After two years, a full university post still eluded him and he settled for teaching at a high school in Leipzig; father had been right. A university was still his aim, but meanwhile teaching gave some time for scientific research.

Braun had already experimented with electrical conduction through elec-trolytes and salts and he now studied earlier work on conduction through mineral crystals. He solved the vexing problem of making contacts to the crystals by an example of what was to become his elegant experimental style. He simply bent two silver wires. One became a ring which supported the crystal; the other became a spring whose point pressed onto the crystal. It was a near-perfect set-up for the discovery of the point-contact crystal rectifier. Just when he discovered rectification is not known, but he announced it on the 23rd November, 1874; "the resistance varies according to current direction, intensity, and duration," he wrote. At first the discovery did not make a big impact in scientific circles, though Arthur Schuster repeated the results at Cambridge with clean and oxidized copper wires.

Two years later, Braun expressed his work as departures from Ohm's Law. He recognized that the effect took place at the surface of the crystal, that a point contact was needed, and that it happened very rapidly (in less than l/500th second). It was 30 years before an important application was found, as a crystal detector for radio receivers.

The word rectification now has implications which go beyond the original discovery. What Braun discovered was that there are experimental set ups in which a direct flow of electricity is conducted better in one direction than the other. When he made his fourth and last publication on the rectifier effect in 1883 he was able to refute every accusation of experimental error and to extend the observations to alternating current. His last observation showed that the effect held true even for very short pulses of current.

The latter experiments took place at Strasbourg University, which he joined as an associate professor in the spring of 1880, having held a similar position for three years at Marburg after leaving his teaching job in Leipzig. For a number of years he played musical academic chairs as he strode along the path of success from university to university.
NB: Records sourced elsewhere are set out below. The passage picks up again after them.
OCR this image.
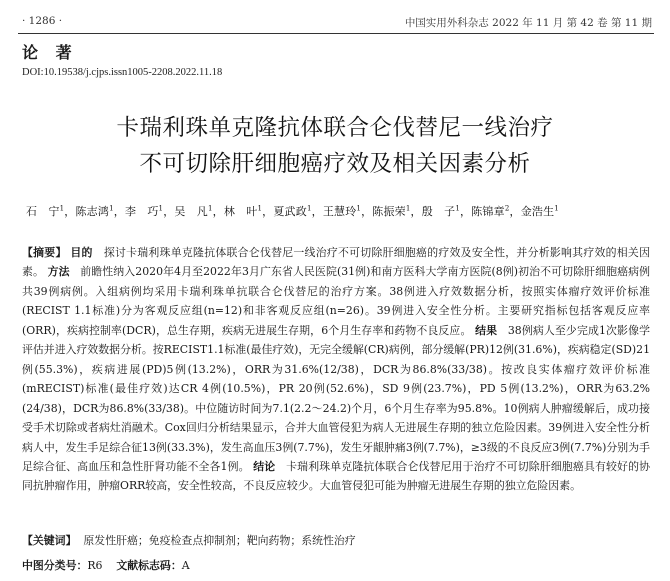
· 1286 ·	中国实用外科杂志 2022 年 11 月 第 42 卷 第 11 期
论 著
DOI:10.19538/j.cjps.issn1005-2208.2022.11.18
卡瑞利珠单克隆抗体联合仑伐替尼一线治疗
不可切除肝细胞癌疗效及相关因素分析
石　宁$^1$，陈志鸿$^1$，李　巧$^1$，吴　凡$^1$，林　叶$^1$，夏武政$^1$，王慧玲$^1$，陈振荣$^1$，殷　子$^1$，陈锦章$^2$，金浩生$^1$
【摘要】 目的 探讨卡瑞利珠单克隆抗体联合仑伐替尼一线治疗不可切除肝细胞癌的疗效及安全性，并分析影响其疗效的相关因素。 方法 前瞻性纳入2020年4月至2022年3月广东省人民医院(31例)和南方医科大学南方医院(8例)初治不可切除肝细胞癌病例共39例病例。入组病例均采用卡瑞利珠单抗联合仑伐替尼的治疗方案。38例进入疗效数据分析，按照实体瘤疗效评价标准(RECIST 1.1标准)分为客观反应组(n=12)和非客观反应组(n=26)。39例进入安全性分析。主要研究指标包括客观反应率(ORR)，疾病控制率(DCR)，总生存期，疾病无进展生存期，6个月生存率和药物不良反应。 结果 38例病人至少完成1次影像学评估并进入疗效数据分析。按RECIST1.1标准(最佳疗效)，无完全缓解(CR)病例，部分缓解(PR)12例(31.6%)，疾病稳定(SD)21例(55.3%)，疾病进展(PD)5例(13.2%)，ORR为31.6%(12/38)，DCR为86.8%(33/38)。按改良实体瘤疗效评价标准(mRECIST)标准(最佳疗效)达CR 4例(10.5%)，PR 20例(52.6%)，SD 9例(23.7%)，PD 5例(13.2%)，ORR为63.2%(24/38)，DCR为86.8%(33/38)。中位随访时间为7.1(2.2～24.2)个月，6个月生存率为95.8%。10例病人肿瘤缓解后，成功接受手术切除或者病灶消融术。Cox回归分析结果显示，合并大血管侵犯为病人无进展生存期的独立危险因素。39例进入安全性分析病人中，发生手足综合征13例(33.3%)，发生高血压3例(7.7%)，发生牙龈肿痛3例(7.7%)，≥3级的不良反应3例(7.7%)分别为手足综合征、高血压和急性肝肾功能不全各1例。 结论 卡瑞利珠单克隆抗体联合仑伐替尼用于治疗不可切除肝细胞癌具有较好的协同抗肿瘤作用，肿瘤ORR较高，安全性较高，不良反应较少。大血管侵犯可能为肿瘤无进展生存期的独立危险因素。
【关键词】 原发性肝癌；免疫检查点抑制剂；靶向药物；系统性治疗
中图分类号：R6 文献标志码：A
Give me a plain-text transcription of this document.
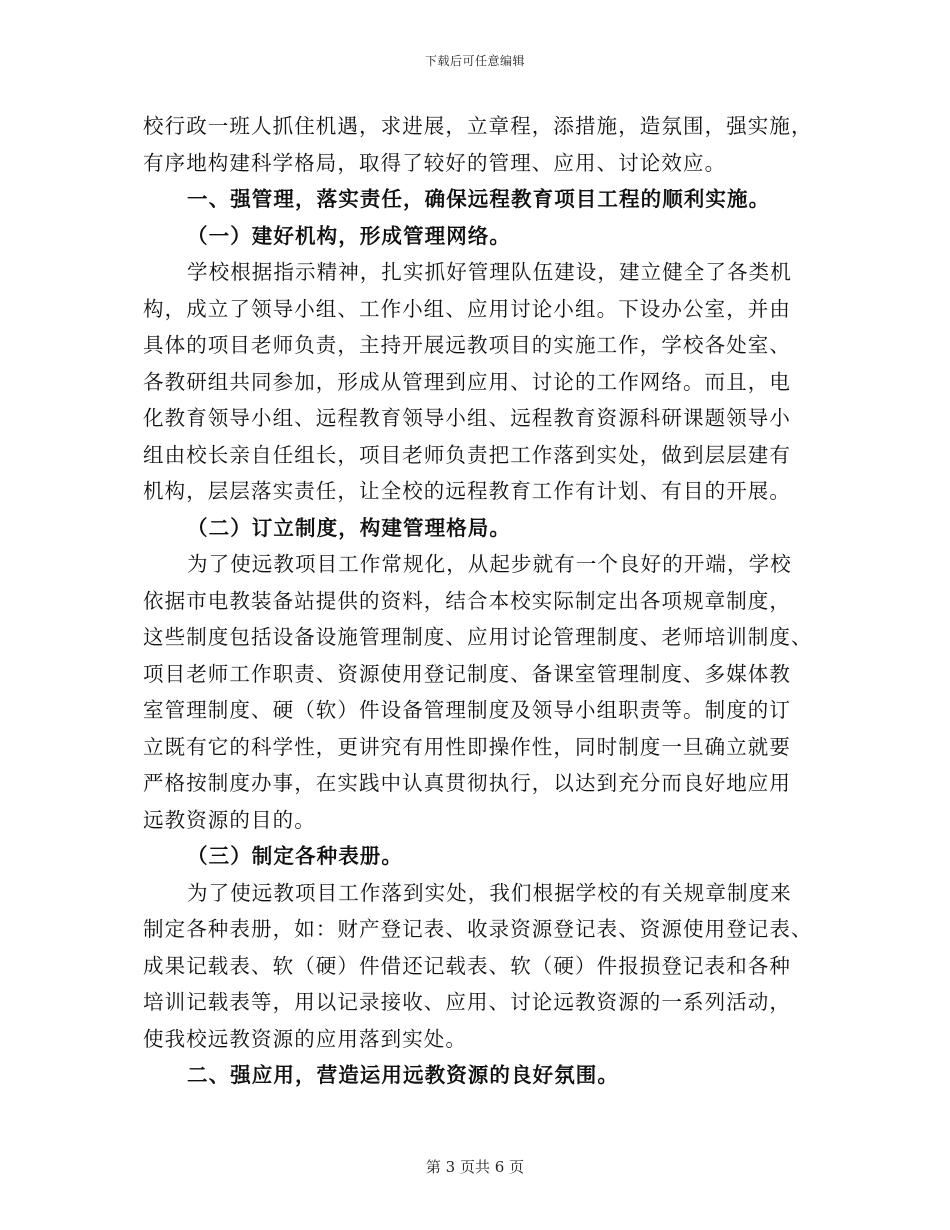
下载后可任意编辑
校行政一班人抓住机遇，求进展，立章程，添措施，造氛围，强实施，
有序地构建科学格局，取得了较好的管理、应用、讨论效应。
一、强管理，落实责任，确保远程教育项目工程的顺利实施。
（一）建好机构，形成管理网络。
学校根据指示精神，扎实抓好管理队伍建设，建立健全了各类机
构，成立了领导小组、工作小组、应用讨论小组。下设办公室，并由
具体的项目老师负责，主持开展远教项目的实施工作，学校各处室、
各教研组共同参加，形成从管理到应用、讨论的工作网络。而且，电
化教育领导小组、远程教育领导小组、远程教育资源科研课题领导小
组由校长亲自任组长，项目老师负责把工作落到实处，做到层层建有
机构，层层落实责任，让全校的远程教育工作有计划、有目的开展。
（二）订立制度，构建管理格局。
为了使远教项目工作常规化，从起步就有一个良好的开端，学校
依据市电教装备站提供的资料，结合本校实际制定出各项规章制度，
这些制度包括设备设施管理制度、应用讨论管理制度、老师培训制度、
项目老师工作职责、资源使用登记制度、备课室管理制度、多媒体教
室管理制度、硬（软）件设备管理制度及领导小组职责等。制度的订
立既有它的科学性，更讲究有用性即操作性，同时制度一旦确立就要
严格按制度办事，在实践中认真贯彻执行，以达到充分而良好地应用
远教资源的目的。
（三）制定各种表册。
为了使远教项目工作落到实处，我们根据学校的有关规章制度来
制定各种表册，如：财产登记表、收录资源登记表、资源使用登记表、
成果记载表、软（硬）件借还记载表、软（硬）件报损登记表和各种
培训记载表等，用以记录接收、应用、讨论远教资源的一系列活动，
使我校远教资源的应用落到实处。
二、强应用，营造运用远教资源的良好氛围。
第 3 页共 6 页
The next move was to a full professorship at the Technical University of Karlsruhe (1883), then to Tubingen (1885), and back to Strasbourg (1895).

It was at the time of the move to Tubingen that he got married. He and his wife, Amalie, set up house in the castle that was the physics institute. Unlike the domestic quarters the laboratory was in the unheated castle tower and subject to the vagaries of the weather; in winter the temperature hovered for weeks at -1°C. Braun's replacement at Karlsruhe was fortunate in inheriting a spacious lab in which, three years later, he performed the most famous experiments ever carried out there; his name - Heinrich Hertz. Braun meanwhile set about getting a new lab.